Charter schools’ very existence relies on their ability to maintain specific standards. The local public school may or may not meet certain requirements, and if it fails, it remains in business. Meanwhile, charter schools must continue to succeed or face closure.
“There is no central body regulating charter schools, hence they are not strictly regulated,” the World Scholarship Forum explains. “They are independently run and must meet the standards set in their ‘charter.’ It is by meeting these standards that they are able to secure funding to operate. Thus, they must maintain standards as rigorous (if not more rigorous) as public schools.”
This strict adherence to specific standards is an attractive quality to parents.
A noticeable positive that charter schools offer is school choice. While private schooling or homeschooling aren’t a possibility for some families, they might not view the local public school as a good option, either. Charter schools give parents another alternative and allow students to excel in an environment that a public school doesn’t offer.
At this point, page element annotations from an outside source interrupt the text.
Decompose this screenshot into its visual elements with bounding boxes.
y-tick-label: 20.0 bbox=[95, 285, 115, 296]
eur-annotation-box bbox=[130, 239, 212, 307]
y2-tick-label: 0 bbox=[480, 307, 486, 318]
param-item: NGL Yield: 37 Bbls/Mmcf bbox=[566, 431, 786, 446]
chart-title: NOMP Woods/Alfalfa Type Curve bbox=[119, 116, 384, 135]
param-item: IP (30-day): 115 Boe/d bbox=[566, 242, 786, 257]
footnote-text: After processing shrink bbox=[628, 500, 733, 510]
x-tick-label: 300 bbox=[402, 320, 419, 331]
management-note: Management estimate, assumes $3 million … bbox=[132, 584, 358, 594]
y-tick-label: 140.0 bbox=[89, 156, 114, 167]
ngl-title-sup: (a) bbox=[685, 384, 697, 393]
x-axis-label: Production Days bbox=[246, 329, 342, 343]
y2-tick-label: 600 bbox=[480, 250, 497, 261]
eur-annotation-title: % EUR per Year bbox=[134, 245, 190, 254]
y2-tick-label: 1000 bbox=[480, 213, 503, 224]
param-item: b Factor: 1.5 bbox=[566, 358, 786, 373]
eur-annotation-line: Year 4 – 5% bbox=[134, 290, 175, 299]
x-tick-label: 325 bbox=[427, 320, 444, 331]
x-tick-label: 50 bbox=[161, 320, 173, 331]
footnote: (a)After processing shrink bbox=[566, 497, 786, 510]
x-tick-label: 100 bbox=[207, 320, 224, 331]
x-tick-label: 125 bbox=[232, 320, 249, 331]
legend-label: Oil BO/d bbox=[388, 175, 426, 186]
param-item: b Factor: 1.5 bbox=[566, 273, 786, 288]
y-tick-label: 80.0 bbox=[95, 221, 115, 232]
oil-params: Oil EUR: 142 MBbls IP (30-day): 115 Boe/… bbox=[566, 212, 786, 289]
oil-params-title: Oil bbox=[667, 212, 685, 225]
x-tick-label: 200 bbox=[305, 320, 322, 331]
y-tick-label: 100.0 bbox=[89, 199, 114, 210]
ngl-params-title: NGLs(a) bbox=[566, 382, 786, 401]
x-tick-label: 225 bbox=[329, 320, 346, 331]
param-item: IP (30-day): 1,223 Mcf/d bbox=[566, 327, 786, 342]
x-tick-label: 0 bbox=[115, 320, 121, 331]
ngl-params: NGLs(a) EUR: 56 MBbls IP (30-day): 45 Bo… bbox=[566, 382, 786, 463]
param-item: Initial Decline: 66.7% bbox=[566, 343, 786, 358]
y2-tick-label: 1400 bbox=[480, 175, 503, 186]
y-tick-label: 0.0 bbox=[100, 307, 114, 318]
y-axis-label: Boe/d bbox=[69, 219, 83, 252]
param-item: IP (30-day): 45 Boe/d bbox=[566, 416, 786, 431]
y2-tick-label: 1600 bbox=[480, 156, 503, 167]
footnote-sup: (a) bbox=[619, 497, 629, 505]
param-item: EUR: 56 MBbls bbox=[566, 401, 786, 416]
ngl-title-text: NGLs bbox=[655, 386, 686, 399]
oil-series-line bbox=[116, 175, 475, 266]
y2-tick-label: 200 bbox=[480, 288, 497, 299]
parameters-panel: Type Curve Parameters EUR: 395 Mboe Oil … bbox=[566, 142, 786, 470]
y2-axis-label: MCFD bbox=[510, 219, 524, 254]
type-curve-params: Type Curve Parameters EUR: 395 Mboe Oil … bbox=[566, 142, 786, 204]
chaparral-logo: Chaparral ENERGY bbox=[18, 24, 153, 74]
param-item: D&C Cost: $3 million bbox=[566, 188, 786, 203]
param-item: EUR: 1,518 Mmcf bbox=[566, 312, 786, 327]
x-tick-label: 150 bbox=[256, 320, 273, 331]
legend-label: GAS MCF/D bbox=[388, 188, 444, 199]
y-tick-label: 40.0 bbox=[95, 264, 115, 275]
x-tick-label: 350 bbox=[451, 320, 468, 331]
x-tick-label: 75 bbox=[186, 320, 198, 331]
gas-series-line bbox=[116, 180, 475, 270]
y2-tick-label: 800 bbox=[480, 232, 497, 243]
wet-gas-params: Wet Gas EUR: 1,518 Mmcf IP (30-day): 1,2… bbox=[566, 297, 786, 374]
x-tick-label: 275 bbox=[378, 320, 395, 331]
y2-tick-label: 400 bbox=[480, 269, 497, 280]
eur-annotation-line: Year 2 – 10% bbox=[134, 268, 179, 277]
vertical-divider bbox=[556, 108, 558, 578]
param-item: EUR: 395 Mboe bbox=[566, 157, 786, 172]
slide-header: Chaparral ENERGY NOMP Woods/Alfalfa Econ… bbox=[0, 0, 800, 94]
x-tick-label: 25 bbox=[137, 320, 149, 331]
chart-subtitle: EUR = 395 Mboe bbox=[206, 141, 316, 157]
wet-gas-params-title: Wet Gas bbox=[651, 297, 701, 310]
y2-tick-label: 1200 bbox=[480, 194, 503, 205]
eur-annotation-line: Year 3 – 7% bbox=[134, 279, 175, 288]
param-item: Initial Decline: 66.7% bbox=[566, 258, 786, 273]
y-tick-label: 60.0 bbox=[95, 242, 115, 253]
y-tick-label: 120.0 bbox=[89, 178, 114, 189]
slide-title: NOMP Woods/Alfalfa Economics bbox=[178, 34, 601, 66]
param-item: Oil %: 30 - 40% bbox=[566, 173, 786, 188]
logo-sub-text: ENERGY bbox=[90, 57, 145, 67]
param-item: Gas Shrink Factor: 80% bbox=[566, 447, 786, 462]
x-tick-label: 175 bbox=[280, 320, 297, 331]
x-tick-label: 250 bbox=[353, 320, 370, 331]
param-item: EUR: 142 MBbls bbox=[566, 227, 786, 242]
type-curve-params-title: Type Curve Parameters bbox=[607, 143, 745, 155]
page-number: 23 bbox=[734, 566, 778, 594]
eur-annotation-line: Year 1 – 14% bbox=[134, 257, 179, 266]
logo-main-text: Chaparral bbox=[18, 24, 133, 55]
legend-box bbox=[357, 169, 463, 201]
“This is probably the most powerful and compelling argument for charter schools. Even in communities that have excellent public schools, the educational options are not fitted for everyone,” ConnectUs explores this aspect of charter schools. “It is important to note that a neighborhood school is not necessarily a good environment for every child because it may be too academically ambitious or not ambitious enough, too big or too small or prone to a peer group that might be problematic.”
Their Popularity is Growing
There is no doubt that charter schools have been gaining support, and that support continues to grow. As dissatisfaction with the public school system forces parents to rethink their children’s educational options, school choice is becoming increasingly important.
Charter schools have become the new hope of many American families.